I need a new cymbal pack. For a year, ive been using only a no name .... crash and hihat that are barely a step up from plastic first act cymbals. Any recommendations? I was thinking about this:Meinl HCS-SCS1 Ultimate Complete Cymbal Set Pack with FREE 16-Inch Trash Crash | Musician&#39;s Friend

But alot of reviews say they sound good only in recordings, and terrible in real life. I play mostly metal and post rock.
Unfortunately, theres no stores near me that have cymbal testing rooms for me to try.


----------



## Lemons (Oct 4, 2015)

Meinl HCS are pretty garbage honestly, I'd take a Sabian B8 set over them any day.
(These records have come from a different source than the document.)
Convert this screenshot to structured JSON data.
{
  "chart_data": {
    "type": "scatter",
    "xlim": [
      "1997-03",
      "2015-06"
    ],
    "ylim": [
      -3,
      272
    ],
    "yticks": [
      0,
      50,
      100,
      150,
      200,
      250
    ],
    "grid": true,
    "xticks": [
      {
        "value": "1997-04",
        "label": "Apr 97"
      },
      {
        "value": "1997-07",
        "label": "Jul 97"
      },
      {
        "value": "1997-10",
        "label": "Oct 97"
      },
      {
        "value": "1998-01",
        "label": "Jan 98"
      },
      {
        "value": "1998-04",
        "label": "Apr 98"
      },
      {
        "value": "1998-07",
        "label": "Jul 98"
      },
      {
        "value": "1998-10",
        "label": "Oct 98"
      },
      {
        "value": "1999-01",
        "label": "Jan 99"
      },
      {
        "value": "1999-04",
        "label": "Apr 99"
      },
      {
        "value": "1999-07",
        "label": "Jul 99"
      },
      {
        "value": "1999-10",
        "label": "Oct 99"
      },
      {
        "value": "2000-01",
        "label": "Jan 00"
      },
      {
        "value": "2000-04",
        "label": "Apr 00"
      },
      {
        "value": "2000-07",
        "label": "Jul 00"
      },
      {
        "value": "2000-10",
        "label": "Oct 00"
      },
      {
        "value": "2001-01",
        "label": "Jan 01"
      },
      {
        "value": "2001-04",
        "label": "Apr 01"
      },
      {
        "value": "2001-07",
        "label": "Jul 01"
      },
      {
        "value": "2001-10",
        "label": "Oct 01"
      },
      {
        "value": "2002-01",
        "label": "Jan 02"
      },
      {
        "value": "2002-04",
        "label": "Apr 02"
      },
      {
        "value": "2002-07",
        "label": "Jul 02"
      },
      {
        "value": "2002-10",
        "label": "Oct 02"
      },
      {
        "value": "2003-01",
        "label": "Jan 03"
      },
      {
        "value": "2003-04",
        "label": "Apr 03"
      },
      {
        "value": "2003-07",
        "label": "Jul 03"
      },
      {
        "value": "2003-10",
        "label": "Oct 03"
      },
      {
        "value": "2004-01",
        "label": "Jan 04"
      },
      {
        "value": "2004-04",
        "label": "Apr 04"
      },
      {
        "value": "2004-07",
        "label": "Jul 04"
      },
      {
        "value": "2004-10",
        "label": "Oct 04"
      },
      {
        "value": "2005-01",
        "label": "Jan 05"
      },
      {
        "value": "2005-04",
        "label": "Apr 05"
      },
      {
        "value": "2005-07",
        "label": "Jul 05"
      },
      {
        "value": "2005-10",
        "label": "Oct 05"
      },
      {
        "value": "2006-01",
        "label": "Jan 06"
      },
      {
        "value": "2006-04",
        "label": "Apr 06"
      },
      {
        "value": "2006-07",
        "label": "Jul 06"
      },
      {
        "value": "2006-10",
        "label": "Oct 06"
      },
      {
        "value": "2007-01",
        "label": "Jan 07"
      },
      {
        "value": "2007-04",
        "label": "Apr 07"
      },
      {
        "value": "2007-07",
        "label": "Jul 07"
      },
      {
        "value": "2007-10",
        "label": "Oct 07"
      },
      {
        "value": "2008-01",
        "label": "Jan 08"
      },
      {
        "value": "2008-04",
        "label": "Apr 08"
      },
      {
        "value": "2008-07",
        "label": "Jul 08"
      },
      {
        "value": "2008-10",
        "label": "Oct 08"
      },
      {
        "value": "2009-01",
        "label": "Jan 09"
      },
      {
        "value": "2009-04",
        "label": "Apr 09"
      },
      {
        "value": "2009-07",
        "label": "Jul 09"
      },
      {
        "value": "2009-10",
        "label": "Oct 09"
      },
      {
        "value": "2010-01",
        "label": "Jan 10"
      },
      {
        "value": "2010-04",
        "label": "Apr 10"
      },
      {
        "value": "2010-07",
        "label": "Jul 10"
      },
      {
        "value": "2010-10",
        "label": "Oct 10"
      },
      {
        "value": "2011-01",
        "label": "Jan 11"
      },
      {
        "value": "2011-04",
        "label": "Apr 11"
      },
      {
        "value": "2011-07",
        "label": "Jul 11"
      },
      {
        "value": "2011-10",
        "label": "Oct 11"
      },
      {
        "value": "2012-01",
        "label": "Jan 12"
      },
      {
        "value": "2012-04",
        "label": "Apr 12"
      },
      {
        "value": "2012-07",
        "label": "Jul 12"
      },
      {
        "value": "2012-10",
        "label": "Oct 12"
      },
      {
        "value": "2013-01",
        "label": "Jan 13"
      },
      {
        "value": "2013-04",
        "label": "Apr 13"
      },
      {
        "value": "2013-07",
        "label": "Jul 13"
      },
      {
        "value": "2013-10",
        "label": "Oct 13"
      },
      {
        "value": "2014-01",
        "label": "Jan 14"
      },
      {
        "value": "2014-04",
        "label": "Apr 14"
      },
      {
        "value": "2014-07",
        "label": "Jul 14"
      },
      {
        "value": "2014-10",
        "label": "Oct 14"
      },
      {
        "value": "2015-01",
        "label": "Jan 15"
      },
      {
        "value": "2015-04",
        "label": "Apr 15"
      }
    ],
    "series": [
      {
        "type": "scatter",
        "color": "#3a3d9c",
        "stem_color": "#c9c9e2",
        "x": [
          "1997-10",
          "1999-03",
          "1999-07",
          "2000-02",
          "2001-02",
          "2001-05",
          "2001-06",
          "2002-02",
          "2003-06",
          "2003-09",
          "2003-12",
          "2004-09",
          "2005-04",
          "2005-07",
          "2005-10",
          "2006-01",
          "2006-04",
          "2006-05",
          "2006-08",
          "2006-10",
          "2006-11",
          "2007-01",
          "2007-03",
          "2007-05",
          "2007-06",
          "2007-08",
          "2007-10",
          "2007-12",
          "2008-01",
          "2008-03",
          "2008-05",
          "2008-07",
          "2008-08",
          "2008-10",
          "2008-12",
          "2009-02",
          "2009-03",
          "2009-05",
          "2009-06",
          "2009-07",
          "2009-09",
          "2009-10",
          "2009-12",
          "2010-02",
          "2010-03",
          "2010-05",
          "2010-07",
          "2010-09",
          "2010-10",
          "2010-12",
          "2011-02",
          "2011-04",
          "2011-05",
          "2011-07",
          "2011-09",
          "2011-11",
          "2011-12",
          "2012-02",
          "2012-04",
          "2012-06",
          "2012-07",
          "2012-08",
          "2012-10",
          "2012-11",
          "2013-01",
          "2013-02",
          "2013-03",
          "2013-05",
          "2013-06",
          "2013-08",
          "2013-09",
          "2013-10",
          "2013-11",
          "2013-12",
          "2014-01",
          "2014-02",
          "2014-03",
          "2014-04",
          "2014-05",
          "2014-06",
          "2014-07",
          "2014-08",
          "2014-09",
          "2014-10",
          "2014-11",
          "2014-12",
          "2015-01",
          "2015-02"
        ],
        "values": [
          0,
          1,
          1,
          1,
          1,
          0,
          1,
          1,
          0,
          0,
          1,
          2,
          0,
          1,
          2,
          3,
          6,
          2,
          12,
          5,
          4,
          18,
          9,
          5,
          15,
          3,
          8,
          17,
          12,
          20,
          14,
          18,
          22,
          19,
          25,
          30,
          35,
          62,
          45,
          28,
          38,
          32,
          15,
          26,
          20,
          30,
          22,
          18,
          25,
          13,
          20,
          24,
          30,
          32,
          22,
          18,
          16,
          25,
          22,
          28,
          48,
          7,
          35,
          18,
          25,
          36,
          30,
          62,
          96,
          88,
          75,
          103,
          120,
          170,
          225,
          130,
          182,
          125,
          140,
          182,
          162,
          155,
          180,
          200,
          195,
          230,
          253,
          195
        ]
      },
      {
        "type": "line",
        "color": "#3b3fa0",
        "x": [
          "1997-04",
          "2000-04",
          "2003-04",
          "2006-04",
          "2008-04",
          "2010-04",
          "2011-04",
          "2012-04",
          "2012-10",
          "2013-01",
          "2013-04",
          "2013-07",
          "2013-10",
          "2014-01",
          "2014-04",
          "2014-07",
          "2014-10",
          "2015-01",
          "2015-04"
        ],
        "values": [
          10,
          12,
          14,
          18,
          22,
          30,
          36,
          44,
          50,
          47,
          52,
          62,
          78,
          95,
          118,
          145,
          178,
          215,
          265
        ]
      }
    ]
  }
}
Although if you can stretch the budget an XS20 set is well beyond either and still relatively cheap. A better idea would be to buy $400 dollars of high quality cymbals (eg. Sabian AAX) and just make do with less cymbals for now.


----------



## TRENCHLORD (Oct 5, 2015)

You just won't get a good pack new for even close to $400.

Pick them off one by one (used) on your local craigslist or at a local guitar center.
You might have to really hawk the ads for awhile (if your being really model specific) but they'll show up, they always do.
Guitar Centers are horrible about mislabeling things online, so if you don't find them local be very insistent when calling in that they match what's in the ad/photo.


----------



## Imsonic (Oct 5, 2015)

Istanbul Samatya. Check it out.


----------



## HollowmanPL (Nov 20, 2015)

Sabian B8 Pro?


----------



## gnoll (Nov 22, 2015)

I would just look around for used higher end cymbals and not be so set on buying them as a pack. I think that's gonna get you the most bang for your buck for sure, plus you can mix and match to your preferences. 

Also, I guess this is personal preference, but for me I would rather have fewer but better sounding cymbals. Maybe you can get by with fewer cymbals than you think you need. For example, remember that you can do alot with just a great sounding hihat.

It would be fun to hear what you end up with and what you think of them!


----------



## Vhyle (Nov 29, 2015)

Off topic - the best hi-hat I've ever heard were my old Ziljian 13" A customs. I wish I still had them, because dayum.


----------



## Nour Ayasso (Dec 2, 2015)

Meinl HCS are pretty much garbage, like most low end cymbals it's practically a waste of money. Sabian B8's aren't really worth it, but they're way better than HCS, ZBTs are pretty decent (but most of mine have been modified). In my experience cheap hi hats and rides are do able, but the HCS, B8, and ZBT crashes are really not worth it. You're better off buying used higher end crashes and picking up a ZBT ride & hi hat (they're very pingy and crisp, worth the money)


----------